Two portions of the sandstone churchyard wall dating probably from the late 17th century and the lych gate dated 1908 are listed Grade II. In the churchyard is a former red sandstone font dating probably from the early 17th century which is listed Grade II. It has a circular base and an arched cover carved from two blocks of stone, which is unique in Cheshire. Also listed Grade II are tombs to William and Mary Okell, dated 1837, John Okell and others, dated 1697, James Okell and others, dated 1748, John Burke (?), dated 1713, John Egerton, dated 1652, Edward and Mary Woodhouse, dated 1718, Mary Fletcher, dated 1776, Mary and Robert Okell, dated 1770, and Roll Okell and others, dated 1775. Another memorial in the churchyard is the grave of Chloe.
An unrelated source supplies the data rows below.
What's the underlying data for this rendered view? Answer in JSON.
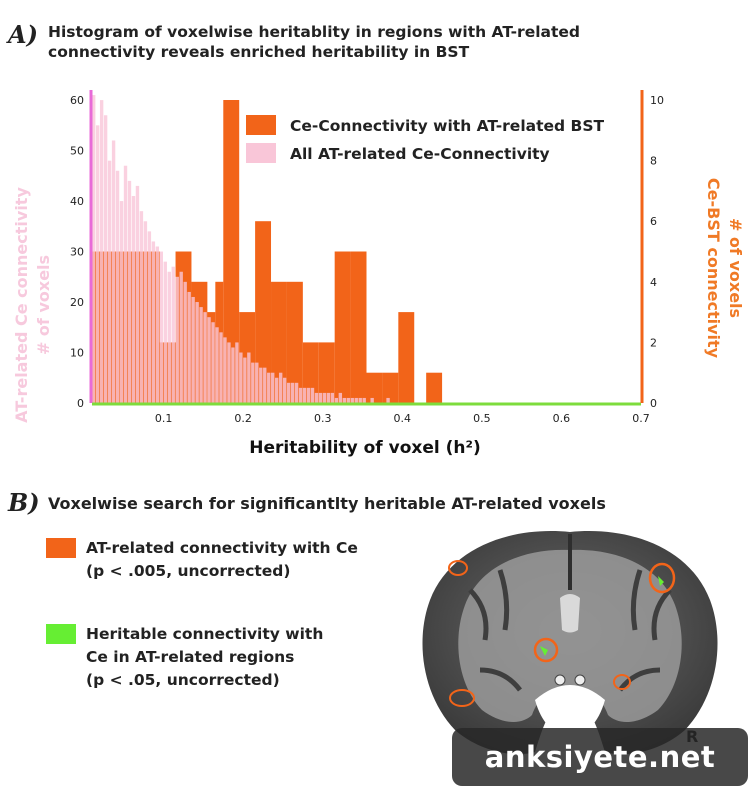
{
  "panel_a": {
    "letter": "A)",
    "title_line1": "Histogram of voxelwise heritablity in regions with AT-related",
    "title_line2": "connectivity reveals enriched heritability in BST"
  },
  "chart_data": {
    "type": "bar",
    "xlabel": "Heritability of voxel (h²)",
    "ylabel_left": [
      "AT-related Ce connectivity",
      "# of voxels"
    ],
    "ylabel_right": [
      "Ce-BST connectivity",
      "# of voxels"
    ],
    "xlim": [
      0.01,
      0.7
    ],
    "ylim_left": [
      0,
      62
    ],
    "ylim_right": [
      0,
      10.33
    ],
    "xticks": [
      0.1,
      0.2,
      0.3,
      0.4,
      0.5,
      0.6,
      0.7
    ],
    "xtick_labels": [
      "0.1",
      "0.2",
      "0.3",
      "0.4",
      "0.5",
      "0.6",
      "0.7"
    ],
    "yticks_left": [
      0,
      10,
      20,
      30,
      40,
      50,
      60
    ],
    "ytick_labels_left": [
      "0",
      "10",
      "20",
      "30",
      "40",
      "50",
      "60"
    ],
    "yticks_right": [
      0,
      2,
      4,
      6,
      8,
      10
    ],
    "ytick_labels_right": [
      "0",
      "2",
      "4",
      "6",
      "8",
      "10"
    ],
    "legend_position": "top-right",
    "series": [
      {
        "name": "Ce-Connectivity with AT-related BST",
        "axis": "right",
        "color": "#f26419",
        "bins": [
          {
            "x0": 0.01,
            "x1": 0.045,
            "value": 5
          },
          {
            "x0": 0.045,
            "x1": 0.095,
            "value": 5
          },
          {
            "x0": 0.095,
            "x1": 0.115,
            "value": 2
          },
          {
            "x0": 0.115,
            "x1": 0.135,
            "value": 5
          },
          {
            "x0": 0.135,
            "x1": 0.155,
            "value": 4
          },
          {
            "x0": 0.155,
            "x1": 0.165,
            "value": 3
          },
          {
            "x0": 0.165,
            "x1": 0.175,
            "value": 4
          },
          {
            "x0": 0.175,
            "x1": 0.195,
            "value": 10
          },
          {
            "x0": 0.195,
            "x1": 0.215,
            "value": 3
          },
          {
            "x0": 0.215,
            "x1": 0.235,
            "value": 6
          },
          {
            "x0": 0.235,
            "x1": 0.255,
            "value": 4
          },
          {
            "x0": 0.255,
            "x1": 0.275,
            "value": 4
          },
          {
            "x0": 0.275,
            "x1": 0.295,
            "value": 2
          },
          {
            "x0": 0.295,
            "x1": 0.315,
            "value": 2
          },
          {
            "x0": 0.315,
            "x1": 0.335,
            "value": 5
          },
          {
            "x0": 0.335,
            "x1": 0.355,
            "value": 5
          },
          {
            "x0": 0.355,
            "x1": 0.375,
            "value": 1
          },
          {
            "x0": 0.375,
            "x1": 0.395,
            "value": 1
          },
          {
            "x0": 0.395,
            "x1": 0.415,
            "value": 3
          },
          {
            "x0": 0.43,
            "x1": 0.45,
            "value": 1
          }
        ]
      },
      {
        "name": "All AT-related Ce-Connectivity",
        "axis": "left",
        "color": "#f9c6d8",
        "bins": [
          {
            "x0": 0.01,
            "x1": 0.015,
            "value": 61
          },
          {
            "x0": 0.015,
            "x1": 0.02,
            "value": 55
          },
          {
            "x0": 0.02,
            "x1": 0.025,
            "value": 60
          },
          {
            "x0": 0.025,
            "x1": 0.03,
            "value": 57
          },
          {
            "x0": 0.03,
            "x1": 0.035,
            "value": 48
          },
          {
            "x0": 0.035,
            "x1": 0.04,
            "value": 52
          },
          {
            "x0": 0.04,
            "x1": 0.045,
            "value": 46
          },
          {
            "x0": 0.045,
            "x1": 0.05,
            "value": 40
          },
          {
            "x0": 0.05,
            "x1": 0.055,
            "value": 47
          },
          {
            "x0": 0.055,
            "x1": 0.06,
            "value": 44
          },
          {
            "x0": 0.06,
            "x1": 0.065,
            "value": 41
          },
          {
            "x0": 0.065,
            "x1": 0.07,
            "value": 43
          },
          {
            "x0": 0.07,
            "x1": 0.075,
            "value": 38
          },
          {
            "x0": 0.075,
            "x1": 0.08,
            "value": 36
          },
          {
            "x0": 0.08,
            "x1": 0.085,
            "value": 34
          },
          {
            "x0": 0.085,
            "x1": 0.09,
            "value": 32
          },
          {
            "x0": 0.09,
            "x1": 0.095,
            "value": 31
          },
          {
            "x0": 0.095,
            "x1": 0.1,
            "value": 30
          },
          {
            "x0": 0.1,
            "x1": 0.105,
            "value": 28
          },
          {
            "x0": 0.105,
            "x1": 0.11,
            "value": 26
          },
          {
            "x0": 0.11,
            "x1": 0.115,
            "value": 27
          },
          {
            "x0": 0.115,
            "x1": 0.12,
            "value": 25
          },
          {
            "x0": 0.12,
            "x1": 0.125,
            "value": 26
          },
          {
            "x0": 0.125,
            "x1": 0.13,
            "value": 24
          },
          {
            "x0": 0.13,
            "x1": 0.135,
            "value": 22
          },
          {
            "x0": 0.135,
            "x1": 0.14,
            "value": 21
          },
          {
            "x0": 0.14,
            "x1": 0.145,
            "value": 20
          },
          {
            "x0": 0.145,
            "x1": 0.15,
            "value": 19
          },
          {
            "x0": 0.15,
            "x1": 0.155,
            "value": 18
          },
          {
            "x0": 0.155,
            "x1": 0.16,
            "value": 17
          },
          {
            "x0": 0.16,
            "x1": 0.165,
            "value": 16
          },
          {
            "x0": 0.165,
            "x1": 0.17,
            "value": 15
          },
          {
            "x0": 0.17,
            "x1": 0.175,
            "value": 14
          },
          {
            "x0": 0.175,
            "x1": 0.18,
            "value": 13
          },
          {
            "x0": 0.18,
            "x1": 0.185,
            "value": 12
          },
          {
            "x0": 0.185,
            "x1": 0.19,
            "value": 11
          },
          {
            "x0": 0.19,
            "x1": 0.195,
            "value": 12
          },
          {
            "x0": 0.195,
            "x1": 0.2,
            "value": 10
          },
          {
            "x0": 0.2,
            "x1": 0.205,
            "value": 9
          },
          {
            "x0": 0.205,
            "x1": 0.21,
            "value": 10
          },
          {
            "x0": 0.21,
            "x1": 0.215,
            "value": 8
          },
          {
            "x0": 0.215,
            "x1": 0.22,
            "value": 8
          },
          {
            "x0": 0.22,
            "x1": 0.225,
            "value": 7
          },
          {
            "x0": 0.225,
            "x1": 0.23,
            "value": 7
          },
          {
            "x0": 0.23,
            "x1": 0.235,
            "value": 6
          },
          {
            "x0": 0.235,
            "x1": 0.24,
            "value": 6
          },
          {
            "x0": 0.24,
            "x1": 0.245,
            "value": 5
          },
          {
            "x0": 0.245,
            "x1": 0.25,
            "value": 6
          },
          {
            "x0": 0.25,
            "x1": 0.255,
            "value": 5
          },
          {
            "x0": 0.255,
            "x1": 0.26,
            "value": 4
          },
          {
            "x0": 0.26,
            "x1": 0.265,
            "value": 4
          },
          {
            "x0": 0.265,
            "x1": 0.27,
            "value": 4
          },
          {
            "x0": 0.27,
            "x1": 0.275,
            "value": 3
          },
          {
            "x0": 0.275,
            "x1": 0.28,
            "value": 3
          },
          {
            "x0": 0.28,
            "x1": 0.285,
            "value": 3
          },
          {
            "x0": 0.285,
            "x1": 0.29,
            "value": 3
          },
          {
            "x0": 0.29,
            "x1": 0.295,
            "value": 2
          },
          {
            "x0": 0.295,
            "x1": 0.3,
            "value": 2
          },
          {
            "x0": 0.3,
            "x1": 0.305,
            "value": 2
          },
          {
            "x0": 0.305,
            "x1": 0.31,
            "value": 2
          },
          {
            "x0": 0.31,
            "x1": 0.315,
            "value": 2
          },
          {
            "x0": 0.315,
            "x1": 0.32,
            "value": 1
          },
          {
            "x0": 0.32,
            "x1": 0.325,
            "value": 2
          },
          {
            "x0": 0.325,
            "x1": 0.33,
            "value": 1
          },
          {
            "x0": 0.33,
            "x1": 0.335,
            "value": 1
          },
          {
            "x0": 0.335,
            "x1": 0.34,
            "value": 1
          },
          {
            "x0": 0.34,
            "x1": 0.345,
            "value": 1
          },
          {
            "x0": 0.345,
            "x1": 0.35,
            "value": 1
          },
          {
            "x0": 0.35,
            "x1": 0.355,
            "value": 1
          },
          {
            "x0": 0.36,
            "x1": 0.365,
            "value": 1
          },
          {
            "x0": 0.38,
            "x1": 0.385,
            "value": 1
          }
        ]
      }
    ]
  },
  "panel_b": {
    "letter": "B)",
    "title": "Voxelwise search for significantlty heritable AT-related voxels",
    "legend": [
      {
        "color": "#f26419",
        "line1": "AT-related connectivity with Ce",
        "line2": "(p < .005, uncorrected)"
      },
      {
        "color": "#66ee33",
        "line1": "Heritable connectivity with",
        "line2": "Ce in AT-related regions",
        "line3": "(p < .05, uncorrected)"
      }
    ],
    "side_label": "R"
  },
  "watermark": "anksiyete.net",
  "colors": {
    "at_related": "#f26419",
    "all_at": "#f9c6d8",
    "heritable": "#66ee33",
    "left_axis_line": "#e86bd8",
    "x_axis_line": "#7ddc3c"
  }
}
Chloe was a slave from Gambia who was born around 1760 and who arrived in Liverpool in 1767. She spent her life as a servant to the Aston family, being given the surname of Gambia, and rose to the position of housekeeper. She died from breast cancer in 1838. The inscription on her gravestone reads:
Chloe Gambia a negress Who died at Aston Hall the 12th Sept. 1838 aged 77 years or thereabouts. She lived in the Aston family 70 years.
Also in the churchyard are two war graves of World War I soldiers of the King's Liverpool Regiment.